Photo: Dr. Derrick Lopez, superintendent of Flint Community Schools, explains common misconceptions residents have about the Flint Community Schools proposal.


By Tanya Terry


Schools will not close as a result of the tax proposals on the March 10 ballot for Flint Community Schools not passing, according to Flint Community Schools Superintendent Derrick Lopez. However, that does not mean there is not a dire need for the proposals to pass.

“This is no new tax increase for our citizens. We have a sinking fund that is up for renewal. That was four mills. That’s four dollars for every thousand dollars of house value,” Lopez said.

That sinking fund is to expire next year.

“We’ve asked the voters to renew that sinking fund millage-but to do divide it differently. So, 2.82 of those mills would go towards a fiscal security bond. So, we would actually reduce our loan to a legacy debt. Then, 1.18 mills would be for our sinking fund for things like cooling systems and roofs to meet the long term building needs within our district,” Lopez said.

If the fiscal stability bond passes, it will reduce the enhanced deficit elimination plan from 16 to seven years.

Lopez arrived to the Flint Community Schools district and the district found there is a structural budget of approximately $5.7 million, including approximately $2.1 million in legacy debt. As a result of a loan that was taken out in 2012 for $22 million, the district has approximately $2.1 million extracted off the top of its state aid before it is received.

“The rest of the deficit comes mostly from our special education costs,” Lopez said.

Approximately 22-25 percent of the district’s students receive special education services, compared to 15-16 percent before the Water Crisis, according to Lopez. The current number of children receiving special education services in the district is about double the state average. Many of the students receiving special education services have impulsive behaviors due to the lead exposure, escalating the need for monies to provide proper services to these children within the district.

Some of the district’s debt and deficit can be attributed to declining student enrollment. Over the last 10 years, the district has lost five to seven percent of students each year.

“We actually have lower birth rates. When we had the Water Crisis, that’s when we took our biggest hit with respect to student enrollment. Over the last few years we’ve lost 200-300 students a year because there is just a declining number of kids being born,” Lopez said.

In addition, he said the Flint Community Schools district serves only about one third of the students living within the city limits.

Lopez is hopeful enrollment will increase as new programming is implemented into the district.
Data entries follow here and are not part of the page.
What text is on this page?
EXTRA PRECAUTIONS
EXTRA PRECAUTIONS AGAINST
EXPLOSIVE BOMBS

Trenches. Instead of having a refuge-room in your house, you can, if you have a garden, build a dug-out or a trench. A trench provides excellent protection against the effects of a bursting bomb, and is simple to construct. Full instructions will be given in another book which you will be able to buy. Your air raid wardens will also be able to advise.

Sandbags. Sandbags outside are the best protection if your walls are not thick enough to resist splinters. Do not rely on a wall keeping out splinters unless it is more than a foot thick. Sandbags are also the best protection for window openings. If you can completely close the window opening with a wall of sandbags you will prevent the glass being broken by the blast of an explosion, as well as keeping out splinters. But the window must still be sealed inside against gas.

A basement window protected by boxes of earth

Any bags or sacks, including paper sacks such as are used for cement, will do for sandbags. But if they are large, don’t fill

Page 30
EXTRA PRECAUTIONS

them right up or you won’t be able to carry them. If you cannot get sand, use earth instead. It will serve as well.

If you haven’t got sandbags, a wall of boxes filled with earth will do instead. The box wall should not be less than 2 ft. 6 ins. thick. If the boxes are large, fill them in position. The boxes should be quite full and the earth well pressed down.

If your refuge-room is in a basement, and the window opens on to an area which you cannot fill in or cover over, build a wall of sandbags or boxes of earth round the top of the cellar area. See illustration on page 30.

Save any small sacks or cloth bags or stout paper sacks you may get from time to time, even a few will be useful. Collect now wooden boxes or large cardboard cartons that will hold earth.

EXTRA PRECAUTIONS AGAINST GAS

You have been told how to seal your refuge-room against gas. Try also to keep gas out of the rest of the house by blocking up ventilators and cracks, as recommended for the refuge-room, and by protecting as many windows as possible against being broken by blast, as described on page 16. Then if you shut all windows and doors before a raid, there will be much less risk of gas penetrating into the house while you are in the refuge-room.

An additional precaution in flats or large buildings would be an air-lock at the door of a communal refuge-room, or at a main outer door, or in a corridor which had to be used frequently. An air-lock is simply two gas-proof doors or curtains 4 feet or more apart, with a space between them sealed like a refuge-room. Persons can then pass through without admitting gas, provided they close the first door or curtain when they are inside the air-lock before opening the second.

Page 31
“Parents feel they have a better choice when they can choose a charter school or choose a suburban district. In truth, our students are doing as well, if not better than the students that are in our charter schools.”

Lopez said the passing of the district’s proposal passes, it will allow the district to keep its class sizes small, maintain its wage increases for teachers and administrators, as well as maintain the district’s current 11 buildings. The internet will also be faster due to system upgrades.

“It really will help the district to stand on solid fiscal footing if the voters renew this millage,” Lopez said.

He said if voters want to make sure their property values are maintained and the city is able to grow back to where it needs to be, they should vote for Flint Community Schools’ proposal. To him, the proposal is about “putting first things first.”

Lopez said if the proposal does not pass, the district will go back to the voters, who have been very supportive in the pass, and tell their story again in May and November. If passed, the millage will begin in 2021.